When conducting these analysis, always bear in mind that the stroma – the “climate” of the tissue on the slide – can sometimes lead to an unrelated diagnosis if you observe it closely. For instance, in a duodenal biopsy, the absence of any plasma cells should make you think of common variable immunodeficiency (CVID); diffuse generalized hyaline arteriolosclerosis should alert you to the possibility that the patient might be hypertensive; ulcerative or exudative lesions with “volcano”-like inflammatory infiltrates should make you think of pseudomembranous colitis! Nowadays, whenever I make a checklist for duodenal biopsies, I invariably include a point on CVID after I finish describing the luminal features (including parasites like Giardia) and mucosal changes (which may point to issues, such as celiac disease).
An educational tool
These “personal diagnostic algorithms” are useful for any pathologist at any career stage, but I find them particularly valuable for residents and trainees. Why? Because working in this way helps them to develop an analytical approach toward any case evaluation. It fosters a thought process that uses logical, sequential reasoning to arrive at a final diagnosis – exactly what we intend to achieve when we train new students. The eye cannot see what the mind doesn’t know!
Though the details at times appear complex, I encourage all of my colleagues to develop a sharp eye for the “catchy” diagnostic points of any lesion they encounter, whether in real life or in the literature. Always think about how you would differentiate those entities from other similar ones. And, if the knowledge you pick up is not already present in the literature, it may be a valuable resource for dissemination amongst your peers.
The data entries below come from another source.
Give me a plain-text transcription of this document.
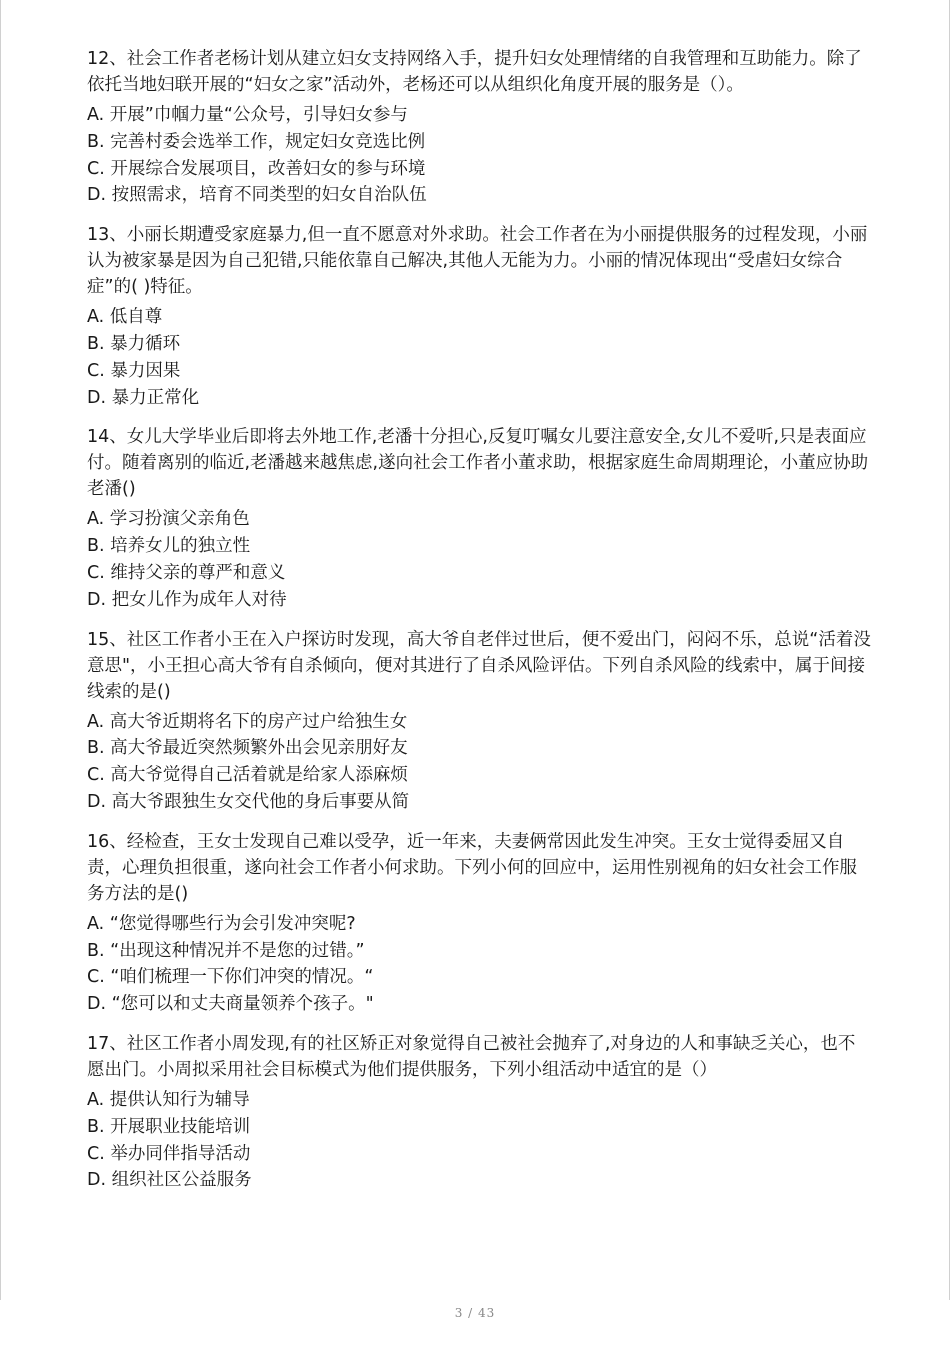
12、社会工作者老杨计划从建立妇女支持网络入手，提升妇女处理情绪的自我管理和互助能力。除了依托当地妇联开展的“妇女之家”活动外，老杨还可以从组织化角度开展的服务是（）。

A. 开展”巾帼力量“公众号，引导妇女参与

B. 完善村委会选举工作，规定妇女竞选比例

C. 开展综合发展项目，改善妇女的参与环境

D. 按照需求，培育不同类型的妇女自治队伍

13、小丽长期遭受家庭暴力,但一直不愿意对外求助。社会工作者在为小丽提供服务的过程发现，小丽认为被家暴是因为自己犯错,只能依靠自己解决,其他人无能为力。小丽的情况体现出“受虐妇女综合症”的( )特征。

A. 低自尊

B. 暴力循环

C. 暴力因果

D. 暴力正常化

14、女儿大学毕业后即将去外地工作,老潘十分担心,反复叮嘱女儿要注意安全,女儿不爱听,只是表面应付。随着离别的临近,老潘越来越焦虑,遂向社会工作者小董求助，根据家庭生命周期理论，小董应协助老潘()

A. 学习扮演父亲角色

B. 培养女儿的独立性

C. 维持父亲的尊严和意义

D. 把女儿作为成年人对待

15、社区工作者小王在入户探访时发现，高大爷自老伴过世后，便不爱出门，闷闷不乐，总说“活着没意思"，小王担心高大爷有自杀倾向，便对其进行了自杀风险评估。下列自杀风险的线索中，属于间接线索的是()

A. 高大爷近期将名下的房产过户给独生女

B. 高大爷最近突然频繁外出会见亲朋好友

C. 高大爷觉得自己活着就是给家人添麻烦

D. 高大爷跟独生女交代他的身后事要从简

16、经检查，王女士发现自己难以受孕，近一年来，夫妻俩常因此发生冲突。王女士觉得委屈又自责，心理负担很重，遂向社会工作者小何求助。下列小何的回应中，运用性别视角的妇女社会工作服务方法的是()

A. “您觉得哪些行为会引发冲突呢?

B. “出现这种情况并不是您的过错。”

C. “咱们梳理一下你们冲突的情况。“

D. “您可以和丈夫商量领养个孩子。"

17、社区工作者小周发现,有的社区矫正对象觉得自己被社会抛弃了,对身边的人和事缺乏关心，也不愿出门。小周拟采用社会目标模式为他们提供服务，下列小组活动中适宜的是（）

A. 提供认知行为辅导

B. 开展职业技能培训

C. 举办同伴指导活动

D. 组织社区公益服务

3 / 43
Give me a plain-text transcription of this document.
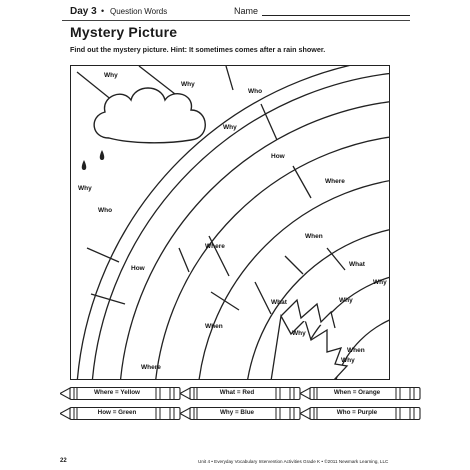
Day 3 • Question Words	Name
Mystery Picture
Find out the mystery picture. Hint: It sometimes comes after a rain shower.
Why
Why
Who
Why
How
Where
Why
Who
Where
When
How
What
Why
What	Why
When
Why
Why
When
Where
Where = Yellow	What = Red	When = Orange
How = Green	Why = Blue	Who = Purple
22	Unit 4 • Everyday Vocabulary Intervention Activities Grade K • ©2011 Newmark Learning, LLC
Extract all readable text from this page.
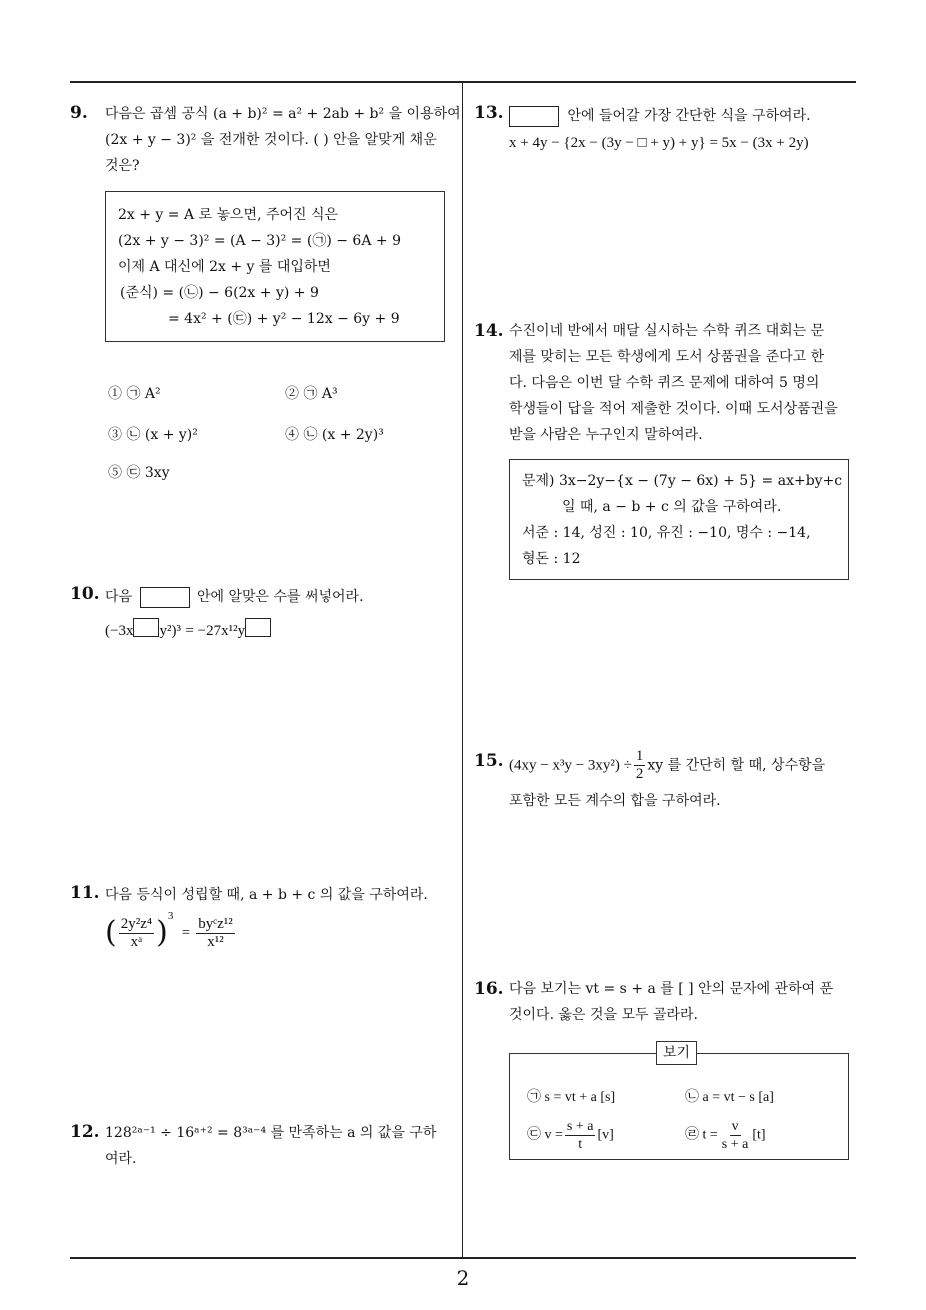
2
9. 다음은 곱셈 공식 (a + b)² = a² + 2ab + b² 을 이용하여
(2x + y − 3)² 을 전개한 것이다. ( ) 안을 알맞게 채운
것은?
2x + y = A 로 놓으면, 주어진 식은
(2x + y − 3)² = (A − 3)² = (㉠) − 6A + 9
이제 A 대신에 2x + y 를 대입하면
(준식) = (㉡) − 6(2x + y) + 9
= 4x² + (㉢) + y² − 12x − 6y + 9
① ㉠ A²	② ㉠ A³
③ ㉡ (x + y)²	④ ㉡ (x + 2y)³
⑤ ㉢ 3xy
10. 다음	안에 알맞은 수를 써넣어라.
(−3x y²)³ = −27x¹²y
11. 다음 등식이 성립할 때, a + b + c 의 값을 구하여라.
( $\frac{\text{2y²z⁴}}{\text{xᵃ}} )^3 = \frac{\text{byᶜz¹²}}{\text{x¹²}}$
12. 128²ᵃ⁻¹ ÷ 16ᵃ⁺² = 8³ᵃ⁻⁴ 를 만족하는 a 의 값을 구하
여라.
13.	안에 들어갈 가장 간단한 식을 구하여라.
x + 4y − {2x − (3y − □ + y) + y} = 5x − (3x + 2y)
14. 수진이네 반에서 매달 실시하는 수학 퀴즈 대회는 문
제를 맞히는 모든 학생에게 도서 상품권을 준다고 한
다. 다음은 이번 달 수학 퀴즈 문제에 대하여 5 명의
학생들이 답을 적어 제출한 것이다. 이때 도서상품권을
받을 사람은 누구인지 말하여라.
문제) 3x−2y−{x − (7y − 6x) + 5} = ax+by+c
일 때, a − b + c 의 값을 구하여라.
서준 : 14, 성진 : 10, 유진 : −10, 명수 : −14,
형돈 : 12
15. $(4xy - x^3y - 3xy^2) \div \frac{1}{2}$ xy 를 간단히 할 때, 상수항을
포함한 모든 계수의 합을 구하여라.
16. 다음 보기는 vt = s + a 를 [ ] 안의 문자에 관하여 푼
것이다. 옳은 것을 모두 골라라.
보기
㉠ s = vt + a [s]	㉡ a = vt − s [a]
㉢ $v = \frac{s + a}{t} [v]$	㉣ $t = \frac{v}{s + a} [t]$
The diagnostic algorithms we build up using both published data and our own experience are extremely useful tools for us, and for those we train to follow us. I share my algorithms with my trainees, but I also urge them to create their own, which not only provides them with the tools themselves, but also with the thought processes that arise from pursuing a logical approach to diagnosis. Remember that all of histopathology is based upon a simple, algorithmic principle:
- Is the tissue normal or abnormal?
- If it is abnormal, is it neoplastic or non-neoplastic?
- If it is neoplastic, is it benign or malignant?
- If it is malignant, is it primary or secondary?
And, of course, don’t forget the value of a good report after you’ve put in the work to reach a diagnosis. Frame it carefully, word it well, and make sure that the final report is just as logical as your diagnostic process!